Segundo Silvio Câmara, que é médico membro titular da Sociedade Brasileira de cardiologia, a legislação nacional exige que o doador de órgãos seja avaliado de acordo com a compatibilidade e com a ordem da fila.

“Há critérios de elegibilidade, um cadastro único de acordo com o ranqueamento. Cada estado tem suas peculiaridades, Goiás realiza transplantes de fígado, rins e córneas. Então, quando não há compatibilidade estadual, entra o sistema nacional”, explica.

Captação de órgãos

“O órgão é colocado em um recipiente adequado e em uma solução de soro gelado para ser preservado. Quatro horas é o limite de captação de um coração, o quanto antes, melhor.

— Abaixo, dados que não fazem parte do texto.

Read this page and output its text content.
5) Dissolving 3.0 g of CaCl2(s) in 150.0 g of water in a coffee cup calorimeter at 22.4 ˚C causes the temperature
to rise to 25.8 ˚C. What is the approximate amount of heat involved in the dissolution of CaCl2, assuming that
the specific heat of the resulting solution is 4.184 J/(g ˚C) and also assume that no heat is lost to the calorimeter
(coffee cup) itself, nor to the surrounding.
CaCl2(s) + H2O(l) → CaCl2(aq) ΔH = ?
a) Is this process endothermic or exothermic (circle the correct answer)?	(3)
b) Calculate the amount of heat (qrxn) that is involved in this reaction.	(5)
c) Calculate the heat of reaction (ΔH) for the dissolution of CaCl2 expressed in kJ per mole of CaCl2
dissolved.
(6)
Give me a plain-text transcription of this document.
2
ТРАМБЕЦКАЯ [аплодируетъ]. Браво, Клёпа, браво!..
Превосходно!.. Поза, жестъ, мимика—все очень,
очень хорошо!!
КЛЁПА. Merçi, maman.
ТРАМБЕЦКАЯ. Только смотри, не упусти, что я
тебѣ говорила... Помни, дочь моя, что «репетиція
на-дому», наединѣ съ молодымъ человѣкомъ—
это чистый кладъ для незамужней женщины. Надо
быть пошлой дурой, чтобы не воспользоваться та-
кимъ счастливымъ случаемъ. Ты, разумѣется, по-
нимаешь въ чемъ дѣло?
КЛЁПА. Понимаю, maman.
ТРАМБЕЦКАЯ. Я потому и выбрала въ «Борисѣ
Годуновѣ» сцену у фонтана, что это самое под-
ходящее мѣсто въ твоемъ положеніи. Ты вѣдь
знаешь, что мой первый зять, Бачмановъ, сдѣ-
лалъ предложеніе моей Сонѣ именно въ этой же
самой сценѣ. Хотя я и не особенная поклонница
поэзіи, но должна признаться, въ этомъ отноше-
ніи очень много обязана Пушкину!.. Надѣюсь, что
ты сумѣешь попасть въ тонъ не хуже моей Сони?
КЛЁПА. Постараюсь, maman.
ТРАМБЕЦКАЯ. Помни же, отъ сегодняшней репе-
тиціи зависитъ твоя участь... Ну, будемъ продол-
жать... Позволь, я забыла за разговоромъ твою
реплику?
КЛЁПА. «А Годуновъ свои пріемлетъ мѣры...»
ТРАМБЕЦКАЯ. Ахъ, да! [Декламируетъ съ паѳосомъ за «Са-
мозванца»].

Alguns órgãos podem demorar mais tempo, como é o caso dos rins”, explica.

O médico conta que, se os músculos não forem preservados, o coração fica inviável para o transplante. “Tem que ser rápido. Se o músculo necrosa, é o mesmo que sofrer um infarto quando estamos vivos”.

O cardiologista Silvio Câmara também explica que, segundo o decreto presidencial de nº 8.783, assinado pelo então presidente da República, Michel Temer, foi determinado que a Força Aérea Brasileira (FAB) ficasse responsável pela logística do transporte de órgãos no Brasil. Com isso, poucos hospitais fretam voos particulares.

“No caso, por exemplo, de transplantes cardíacos, quando há um doador em Goiás, na maioria das vezes é um voo da FAB que vem realizar a logística, por causa do decreto presidencial de 2016. Ainda há acordos com as empresas aéreas e aeroportos para a prioridade do transporte de órgãos”, disse

Procedimentos de sucesso

Segundo o cirurgião, os transplantes de coração tem uma média de sucesso acima de 90%. Ele conta que o procedimento é feito de crianças até idosos, de acordo com a saúde de cada pessoa. “Os transplantes são feitos de bebês até pessoas com cerca de 70 anos, de acordo com a avaliação física de cada um”.

Artur fala sobre a importância de doar órgãos, já que possibilita que outras pessoas possam ganhar a chance de ter uma vida normal após passar pelo procedimento.

“Ainda há uma dificuldade na doação, um tabu, questões religiosas e até um medo, mesmo, para a doação de órgãos. Mas doar órgãos é doar vida. Você oportuniza pessoas a voltarem à vida ao normal ou próximo do normal”, ressaltou.

Bloqueios nas rodovias

Ao menos 27 trechos de rodovias em Goiás foram bloqueados por causa de manifestações logo após os resultados do segundo turno das eleições que terminou com a derrota de Jair Bolsonaro (PL) e vitória de Luiz Inácio Lula da Silva (PT).

Por conta dos bloqueios, muitas pessoas perderam compromissos. O cirurgião ainda contou que um médico, que faria uma cirurgia com ele, atrasou o procedimento em cerca de 1 hora, após ficar preso nas manifestações nas estradas.

“Meu anestesista faz plantão também em Brasília, e voltando de lá, ficou parado por causa da obstrução ainda no primeiro dia. Ele precisou conversar com o pessoal e falar que era médico para ser liberado. Ainda assim a cirurgia atrasou em quase uma hora”, finalizou o médico.